5 of 62 comments (clear)

  1. The good news... by Yoozer · · Score: 5, Funny

    At least these won't get out in the open that easily because someone copied them to an USB drive and lost it somewhere.

  2. Re:Web Analytics Databases Get Every Larger? by jez9999 · · Score: 3, Funny

    Yesy. It mighty take a whiley to get used to, but I thinky it's quite a plusy overall.

  3. Another win for PostgreSQL... by tcopeland · · Score: 3, Insightful

    ...since that's that database on which Greenplum is based. PostgreSQL 8.4 is coming out soon and looks like it's got a lot of improvements. Too bad replication didn't make it in... hopefully in 8.5.

    One of the improvements that looks good is the parallelized restore; RubyForge's upgrade from PostgreSQL 8.2 to 8.3 took 30 minutes to restore the db and it seems like this feature will speed that up considerably.

  4. Recursive queries too by coryking · · Score: 3, Interesting

    These little puppies, i.e. recursive queries, look pretty cool too. Sounds like a good tool for threaded comment systems or finding related items in a table:


    Recursive queries are typically used to deal with hierarchical or tree-structured data. A useful example is this query to find all the direct and indirect sub-parts of a product, given only a table that shows immediate inclusions:

    WITH RECURSIVE included_parts(sub_part, part, quantity) AS (
            SELECT sub_part, part, quantity FROM parts WHERE part = 'our_product'
        UNION ALL
            SELECT p.sub_part, p.part, p.quantity
            FROM included_parts pr, parts p
            WHERE p.part = pr.sub_part
        )
    SELECT sub_part, SUM(quantity) as total_quantity
    FROM included_parts
    GROUP BY sub_part

    ... It will take a while to wrap my brain around this new concept though. That doesn't look like a normal query I'm used to reading!

    They'll get replication some day soon.

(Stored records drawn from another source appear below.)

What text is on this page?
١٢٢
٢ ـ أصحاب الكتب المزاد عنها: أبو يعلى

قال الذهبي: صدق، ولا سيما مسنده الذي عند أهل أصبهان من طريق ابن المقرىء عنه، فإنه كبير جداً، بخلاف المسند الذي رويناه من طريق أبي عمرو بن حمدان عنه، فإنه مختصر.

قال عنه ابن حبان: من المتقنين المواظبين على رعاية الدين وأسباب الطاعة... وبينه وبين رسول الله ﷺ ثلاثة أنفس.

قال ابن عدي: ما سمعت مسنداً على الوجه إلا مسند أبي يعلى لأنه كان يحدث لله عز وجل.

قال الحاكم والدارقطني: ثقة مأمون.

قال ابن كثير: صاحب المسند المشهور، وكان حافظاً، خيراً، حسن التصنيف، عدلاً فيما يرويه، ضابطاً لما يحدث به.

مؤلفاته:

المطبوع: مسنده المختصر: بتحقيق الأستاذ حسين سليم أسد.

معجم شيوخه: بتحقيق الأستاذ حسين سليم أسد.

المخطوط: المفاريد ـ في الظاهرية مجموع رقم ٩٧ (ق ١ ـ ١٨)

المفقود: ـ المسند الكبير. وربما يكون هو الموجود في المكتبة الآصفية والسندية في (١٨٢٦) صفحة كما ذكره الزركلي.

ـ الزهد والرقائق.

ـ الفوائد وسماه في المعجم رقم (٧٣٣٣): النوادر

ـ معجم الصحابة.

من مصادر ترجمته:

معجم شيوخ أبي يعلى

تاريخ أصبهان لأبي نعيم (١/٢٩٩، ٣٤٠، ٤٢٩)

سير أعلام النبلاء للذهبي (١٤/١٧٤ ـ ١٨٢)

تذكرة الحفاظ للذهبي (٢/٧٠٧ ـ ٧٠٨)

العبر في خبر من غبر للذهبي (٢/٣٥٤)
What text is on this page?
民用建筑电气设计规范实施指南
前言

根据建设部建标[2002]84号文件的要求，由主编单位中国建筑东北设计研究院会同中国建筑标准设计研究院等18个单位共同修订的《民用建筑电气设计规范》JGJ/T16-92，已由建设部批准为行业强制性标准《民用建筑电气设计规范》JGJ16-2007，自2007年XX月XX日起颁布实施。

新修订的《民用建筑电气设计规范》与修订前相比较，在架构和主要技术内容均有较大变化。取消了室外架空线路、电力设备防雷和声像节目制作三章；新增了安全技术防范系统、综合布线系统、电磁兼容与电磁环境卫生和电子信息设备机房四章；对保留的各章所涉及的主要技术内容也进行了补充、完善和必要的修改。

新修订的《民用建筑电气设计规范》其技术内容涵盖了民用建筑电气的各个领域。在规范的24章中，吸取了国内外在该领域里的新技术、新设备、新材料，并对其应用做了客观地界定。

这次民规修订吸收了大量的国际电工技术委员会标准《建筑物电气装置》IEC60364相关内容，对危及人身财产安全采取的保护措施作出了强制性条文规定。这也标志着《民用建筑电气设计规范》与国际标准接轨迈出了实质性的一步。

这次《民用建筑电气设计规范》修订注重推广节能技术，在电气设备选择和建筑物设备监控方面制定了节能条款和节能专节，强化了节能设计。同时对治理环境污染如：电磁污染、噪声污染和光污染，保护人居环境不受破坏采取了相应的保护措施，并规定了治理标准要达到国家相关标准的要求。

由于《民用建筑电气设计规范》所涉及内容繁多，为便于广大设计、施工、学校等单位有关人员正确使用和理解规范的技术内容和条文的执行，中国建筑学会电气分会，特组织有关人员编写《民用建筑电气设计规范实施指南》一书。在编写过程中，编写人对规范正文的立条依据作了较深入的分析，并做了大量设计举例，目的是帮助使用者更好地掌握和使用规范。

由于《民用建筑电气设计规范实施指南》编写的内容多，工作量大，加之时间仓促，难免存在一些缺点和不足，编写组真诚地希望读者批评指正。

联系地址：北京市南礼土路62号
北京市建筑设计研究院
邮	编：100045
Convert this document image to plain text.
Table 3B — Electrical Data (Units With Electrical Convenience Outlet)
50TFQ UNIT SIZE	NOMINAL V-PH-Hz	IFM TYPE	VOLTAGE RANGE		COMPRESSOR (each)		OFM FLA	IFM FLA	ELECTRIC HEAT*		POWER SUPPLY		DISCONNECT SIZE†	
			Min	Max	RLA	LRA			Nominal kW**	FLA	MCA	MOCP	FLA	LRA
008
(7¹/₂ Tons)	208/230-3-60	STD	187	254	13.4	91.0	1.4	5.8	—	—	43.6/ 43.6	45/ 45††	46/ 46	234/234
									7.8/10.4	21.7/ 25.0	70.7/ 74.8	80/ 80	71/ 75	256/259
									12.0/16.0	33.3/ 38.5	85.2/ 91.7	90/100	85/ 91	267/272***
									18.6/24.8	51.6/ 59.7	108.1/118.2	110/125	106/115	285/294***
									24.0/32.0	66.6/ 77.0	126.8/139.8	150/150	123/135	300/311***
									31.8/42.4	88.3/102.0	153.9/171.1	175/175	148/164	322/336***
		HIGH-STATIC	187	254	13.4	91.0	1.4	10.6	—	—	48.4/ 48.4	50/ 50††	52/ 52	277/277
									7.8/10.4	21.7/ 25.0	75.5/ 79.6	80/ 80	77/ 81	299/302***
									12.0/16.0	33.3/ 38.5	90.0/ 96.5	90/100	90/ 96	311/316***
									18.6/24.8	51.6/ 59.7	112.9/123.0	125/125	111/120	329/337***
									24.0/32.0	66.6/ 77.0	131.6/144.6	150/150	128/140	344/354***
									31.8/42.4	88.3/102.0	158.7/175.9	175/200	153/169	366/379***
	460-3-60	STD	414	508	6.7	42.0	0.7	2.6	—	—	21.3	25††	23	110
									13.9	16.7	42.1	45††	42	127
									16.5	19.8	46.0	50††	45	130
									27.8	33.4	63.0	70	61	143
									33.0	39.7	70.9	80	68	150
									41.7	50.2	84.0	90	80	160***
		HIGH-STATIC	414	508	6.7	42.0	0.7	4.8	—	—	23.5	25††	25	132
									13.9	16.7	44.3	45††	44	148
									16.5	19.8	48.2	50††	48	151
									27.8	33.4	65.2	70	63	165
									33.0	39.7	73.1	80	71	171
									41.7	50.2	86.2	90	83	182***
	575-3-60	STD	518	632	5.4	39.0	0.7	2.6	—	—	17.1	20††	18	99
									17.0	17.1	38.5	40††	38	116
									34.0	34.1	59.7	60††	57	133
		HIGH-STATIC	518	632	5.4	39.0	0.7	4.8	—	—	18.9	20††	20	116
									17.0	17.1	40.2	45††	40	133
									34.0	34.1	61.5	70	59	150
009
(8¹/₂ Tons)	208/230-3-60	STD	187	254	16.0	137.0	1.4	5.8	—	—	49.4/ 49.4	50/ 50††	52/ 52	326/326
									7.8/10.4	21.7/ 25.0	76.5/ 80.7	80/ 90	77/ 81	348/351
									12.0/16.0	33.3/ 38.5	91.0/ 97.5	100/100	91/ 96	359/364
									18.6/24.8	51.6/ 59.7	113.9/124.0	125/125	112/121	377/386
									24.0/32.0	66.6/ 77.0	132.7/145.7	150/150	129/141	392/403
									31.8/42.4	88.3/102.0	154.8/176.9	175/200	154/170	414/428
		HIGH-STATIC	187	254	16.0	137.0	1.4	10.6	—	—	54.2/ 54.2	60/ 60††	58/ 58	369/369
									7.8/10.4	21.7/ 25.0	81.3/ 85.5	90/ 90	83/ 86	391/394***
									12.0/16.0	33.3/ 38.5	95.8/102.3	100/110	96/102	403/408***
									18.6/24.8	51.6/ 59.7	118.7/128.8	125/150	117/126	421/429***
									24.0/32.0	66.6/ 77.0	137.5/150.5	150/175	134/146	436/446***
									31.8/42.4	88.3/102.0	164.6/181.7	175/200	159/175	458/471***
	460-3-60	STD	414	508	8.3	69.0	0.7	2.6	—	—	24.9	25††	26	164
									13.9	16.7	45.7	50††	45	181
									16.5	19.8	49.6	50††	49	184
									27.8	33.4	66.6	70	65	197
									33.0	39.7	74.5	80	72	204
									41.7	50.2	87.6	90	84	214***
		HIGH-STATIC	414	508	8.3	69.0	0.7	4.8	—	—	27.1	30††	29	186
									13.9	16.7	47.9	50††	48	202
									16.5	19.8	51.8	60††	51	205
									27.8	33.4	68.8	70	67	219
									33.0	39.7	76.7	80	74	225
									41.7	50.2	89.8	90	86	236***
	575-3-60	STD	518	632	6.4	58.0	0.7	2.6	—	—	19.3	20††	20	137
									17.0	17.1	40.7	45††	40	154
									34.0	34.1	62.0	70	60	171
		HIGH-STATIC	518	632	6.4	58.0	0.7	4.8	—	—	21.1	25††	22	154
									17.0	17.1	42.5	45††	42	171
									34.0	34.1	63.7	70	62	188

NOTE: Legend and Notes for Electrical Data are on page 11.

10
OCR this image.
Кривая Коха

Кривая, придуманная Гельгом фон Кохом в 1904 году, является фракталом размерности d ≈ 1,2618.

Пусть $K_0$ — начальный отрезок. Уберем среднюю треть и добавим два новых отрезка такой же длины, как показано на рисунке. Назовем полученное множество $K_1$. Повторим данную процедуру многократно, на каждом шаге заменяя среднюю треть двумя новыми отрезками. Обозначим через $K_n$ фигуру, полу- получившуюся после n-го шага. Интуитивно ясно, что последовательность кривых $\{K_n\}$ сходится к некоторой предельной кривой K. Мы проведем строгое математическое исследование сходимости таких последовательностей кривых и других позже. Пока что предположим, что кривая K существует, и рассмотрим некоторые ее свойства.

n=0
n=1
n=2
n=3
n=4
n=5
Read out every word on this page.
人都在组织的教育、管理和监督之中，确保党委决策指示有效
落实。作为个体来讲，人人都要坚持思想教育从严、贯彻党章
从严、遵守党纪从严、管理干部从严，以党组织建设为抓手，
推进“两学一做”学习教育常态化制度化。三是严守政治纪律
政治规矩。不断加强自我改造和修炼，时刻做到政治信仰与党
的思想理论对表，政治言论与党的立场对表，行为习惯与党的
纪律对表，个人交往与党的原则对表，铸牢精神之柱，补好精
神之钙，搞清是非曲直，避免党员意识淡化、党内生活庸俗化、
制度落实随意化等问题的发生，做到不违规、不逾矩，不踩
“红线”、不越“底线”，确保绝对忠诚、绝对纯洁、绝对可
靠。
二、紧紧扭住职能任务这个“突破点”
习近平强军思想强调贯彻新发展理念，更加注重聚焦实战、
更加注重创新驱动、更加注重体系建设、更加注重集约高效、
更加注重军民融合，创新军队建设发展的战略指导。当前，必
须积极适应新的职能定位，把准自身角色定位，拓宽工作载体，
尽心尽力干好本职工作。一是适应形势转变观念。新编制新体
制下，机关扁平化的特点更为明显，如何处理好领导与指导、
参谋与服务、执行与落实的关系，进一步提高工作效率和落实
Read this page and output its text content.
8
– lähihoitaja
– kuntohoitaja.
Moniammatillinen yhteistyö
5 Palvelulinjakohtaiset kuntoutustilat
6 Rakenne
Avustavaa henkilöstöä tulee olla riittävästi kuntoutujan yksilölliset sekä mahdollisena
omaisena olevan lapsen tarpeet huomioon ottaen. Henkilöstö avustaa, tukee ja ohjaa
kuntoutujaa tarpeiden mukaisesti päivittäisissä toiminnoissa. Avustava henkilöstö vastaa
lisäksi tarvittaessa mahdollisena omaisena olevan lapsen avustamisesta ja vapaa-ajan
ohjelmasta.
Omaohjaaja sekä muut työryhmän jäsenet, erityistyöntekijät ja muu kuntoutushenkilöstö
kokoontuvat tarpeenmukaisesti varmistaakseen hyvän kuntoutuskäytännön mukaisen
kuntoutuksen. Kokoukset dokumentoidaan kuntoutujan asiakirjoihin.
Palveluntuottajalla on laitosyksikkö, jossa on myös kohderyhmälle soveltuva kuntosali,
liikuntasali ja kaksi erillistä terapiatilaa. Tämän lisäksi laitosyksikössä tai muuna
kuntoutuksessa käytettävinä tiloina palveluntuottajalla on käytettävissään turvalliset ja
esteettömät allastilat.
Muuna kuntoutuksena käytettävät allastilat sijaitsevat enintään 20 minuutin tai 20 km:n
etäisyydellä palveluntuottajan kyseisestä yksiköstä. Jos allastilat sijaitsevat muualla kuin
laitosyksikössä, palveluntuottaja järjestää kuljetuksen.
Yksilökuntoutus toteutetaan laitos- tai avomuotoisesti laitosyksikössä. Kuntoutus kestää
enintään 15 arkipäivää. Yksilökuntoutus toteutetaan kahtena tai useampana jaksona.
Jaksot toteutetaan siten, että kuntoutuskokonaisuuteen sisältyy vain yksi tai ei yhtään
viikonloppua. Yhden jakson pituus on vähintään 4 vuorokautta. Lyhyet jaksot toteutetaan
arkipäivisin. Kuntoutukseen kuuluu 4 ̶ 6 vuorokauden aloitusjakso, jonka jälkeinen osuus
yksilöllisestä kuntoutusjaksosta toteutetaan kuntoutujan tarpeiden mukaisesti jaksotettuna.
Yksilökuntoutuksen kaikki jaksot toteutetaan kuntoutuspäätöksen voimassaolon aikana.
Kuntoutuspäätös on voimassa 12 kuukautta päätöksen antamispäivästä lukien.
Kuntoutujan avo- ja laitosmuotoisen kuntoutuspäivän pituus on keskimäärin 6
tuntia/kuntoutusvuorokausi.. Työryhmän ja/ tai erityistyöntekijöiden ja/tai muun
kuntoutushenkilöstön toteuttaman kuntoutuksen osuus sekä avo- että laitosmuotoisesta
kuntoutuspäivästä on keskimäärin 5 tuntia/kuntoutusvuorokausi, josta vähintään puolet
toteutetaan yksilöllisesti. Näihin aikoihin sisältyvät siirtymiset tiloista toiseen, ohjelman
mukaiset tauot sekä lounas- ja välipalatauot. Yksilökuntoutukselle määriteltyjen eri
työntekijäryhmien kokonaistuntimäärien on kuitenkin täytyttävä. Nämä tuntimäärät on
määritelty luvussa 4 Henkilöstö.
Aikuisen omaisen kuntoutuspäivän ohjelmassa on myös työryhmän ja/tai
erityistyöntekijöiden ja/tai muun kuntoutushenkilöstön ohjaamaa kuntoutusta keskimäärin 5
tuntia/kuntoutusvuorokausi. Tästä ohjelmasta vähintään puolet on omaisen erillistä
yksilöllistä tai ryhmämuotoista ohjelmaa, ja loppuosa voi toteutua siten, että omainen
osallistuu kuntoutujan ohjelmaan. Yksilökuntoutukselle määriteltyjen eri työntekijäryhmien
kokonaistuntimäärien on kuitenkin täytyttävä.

But there is a lot of cool, very useful stuff with every new release. I usually feel like kid in a candy store wondering what's new that I can exploit.

  5. Still get lame recomendations by se7en11 · · Score: 4, Funny

    With all that user data, you'd think they would know me better by now. But I still get these lame recommendations.

    "You might be interested in action DVDs because you bought one in the past" - BRILLIANT!!